Bei der Kritik an der Dürftigkeit des Films verkennt die DFG-VK jedoch nicht, dass auch die aus dem Krieg zurückkommenden Soldaten mit Problemen zu kämpfen haben. Diese jedoch, wie in dem Film versucht, einseitig als DIE Opfer des Kriegseinsatzes darzustellen, geht nach Ansicht von Schädel an den Tatsachen vorbei. Auch die im Film dargestellte Ohnmächtigkeit der Familienangehörigen der „deutschen Opfer“ des Krieges in Afghanistan ist für Schädel unverständlich.
„Niemand ist verpflichtet in einen Krieg zu ziehen! - Niemand muss sich als Soldat verdingen! Es ist immer die Entscheidung des einzelnen Menschen selbst“, bekräftigte der DFG-VK-Geschäftsführer und rief zur Verweigerung des Kriegseinsatzes und des Kriegsdienstes auf. Ebenso warnt er vor allem Familienangehörige davor, das Soldatsein als normalen Beruf zu rechtfertigen. „Zuerst ist ein Soldat ein Täter. Er ist ausgebildet, um Tötungsmaschinen zu bedienen und Menschen zu töten. Er wirkt als Macht und schüchtert ein. Selbst wenn es für den einzelnen Soldaten ehrliche humanitäre Beweggründe geben sollte, so sollten doch auch die Letzten nach Jahren des Krieges erkennen können, dass sich mit dem Krieg der NATO und der Bundeswehr keine Verbesserung für die Menschen in Afghanistan oder die angeblich bedrohte Sicherheit der Bundesrepublik ergeben hat.“

Am Ende bleibt der Film, trotz einzelner kritischer Sequenzen und bedrückender Darstellungen des Soldaten als ein weiteres Opfer des Krieges, ein Propagandastück zur Rechtfertigung des Kriegs- und Besatzungseinsatzes der Bundeswehr in Afghanistan.

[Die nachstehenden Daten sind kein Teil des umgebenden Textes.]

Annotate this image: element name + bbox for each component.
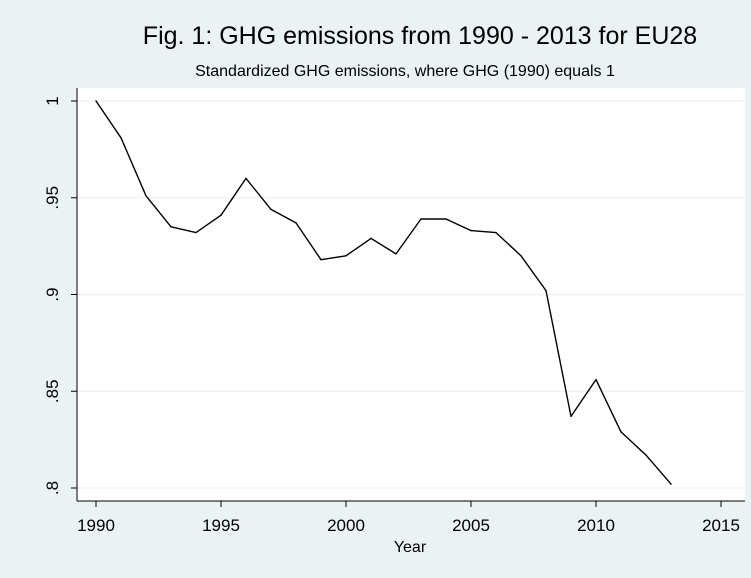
data-point-0-2 bbox=[145, 195, 147, 197]
data-point-0-9 bbox=[320, 258, 322, 261]
data-point-0-14 bbox=[445, 218, 447, 220]
series-line-0 bbox=[95, 100, 672, 485]
data-point-0-23 bbox=[670, 483, 672, 485]
data-point-0-5 bbox=[220, 214, 222, 216]
x-tick-label-2: 2000 bbox=[327, 516, 365, 535]
data-point-0-16 bbox=[495, 231, 497, 234]
data-point-0-15 bbox=[470, 229, 472, 232]
x-axis-title: Year bbox=[394, 539, 427, 556]
data-point-0-10 bbox=[345, 255, 347, 257]
y-tick-label-2: .9 bbox=[43, 287, 62, 301]
x-tick-label-5: 2015 bbox=[702, 516, 740, 535]
y-tick-label-4: 1 bbox=[43, 96, 62, 105]
x-tick-label-0: 1990 bbox=[77, 516, 115, 535]
y-tick-label-0: .8 bbox=[43, 481, 62, 495]
data-point-0-4 bbox=[195, 231, 197, 234]
chart-title: Fig. 1: GHG emissions from 1990 - 2013 f… bbox=[142, 22, 698, 50]
data-point-0-1 bbox=[120, 137, 122, 139]
chart-subtitle: Standardized GHG emissions, where GHG (1… bbox=[195, 63, 615, 80]
x-tick-label-1: 1995 bbox=[202, 516, 240, 535]
data-point-0-12 bbox=[395, 253, 397, 255]
data-point-0-11 bbox=[370, 237, 372, 240]
y-tick-label-1: .85 bbox=[43, 379, 62, 403]
data-point-0-18 bbox=[545, 289, 547, 292]
data-point-0-19 bbox=[570, 415, 572, 418]
data-point-0-7 bbox=[270, 208, 272, 211]
data-point-0-13 bbox=[420, 218, 422, 220]
data-point-0-0 bbox=[95, 100, 97, 102]
data-point-0-17 bbox=[520, 255, 522, 257]
y-tick-label-3: .95 bbox=[43, 186, 62, 210]
data-point-0-3 bbox=[170, 226, 172, 228]
x-tick-label-3: 2005 bbox=[452, 516, 490, 535]
x-tick-label-4: 2010 bbox=[577, 516, 615, 535]
data-point-0-6 bbox=[245, 177, 247, 180]
data-point-0-20 bbox=[595, 378, 597, 381]
data-point-0-22 bbox=[645, 454, 647, 456]
data-point-0-21 bbox=[620, 431, 622, 433]
data-point-0-8 bbox=[295, 222, 297, 224]
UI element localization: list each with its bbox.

Die DFG-VK konnte bisher noch nicht untersuchen, wie dieser Film zustande kam, wer ihn beauftragte sowie finanzierte und welche Rolle die Bundeswehr verdeckt oder offen dazu beigetragen hat und wie er zur besten Sendezeit in der ARD präsentiert werden konnte. „Es würde uns aber nicht überraschen, wenn sich in der kommenden Zeit Verbindungen herausstellen, vergleichbar mit der Unterstützung des US-Kriegsministeriums für die amerikanische Filmindustrie, die eine Verwicklung der Bundeswehr deutlich werden lassen“, so Schädel. Für den kritischen Beobachter sei bereits in den letzten Tagen auffällig gewesen, dass allein die Bundeswehr in den Medien die Situation in Afghanistan und auch den Gehalt des Films einschätzen durfte.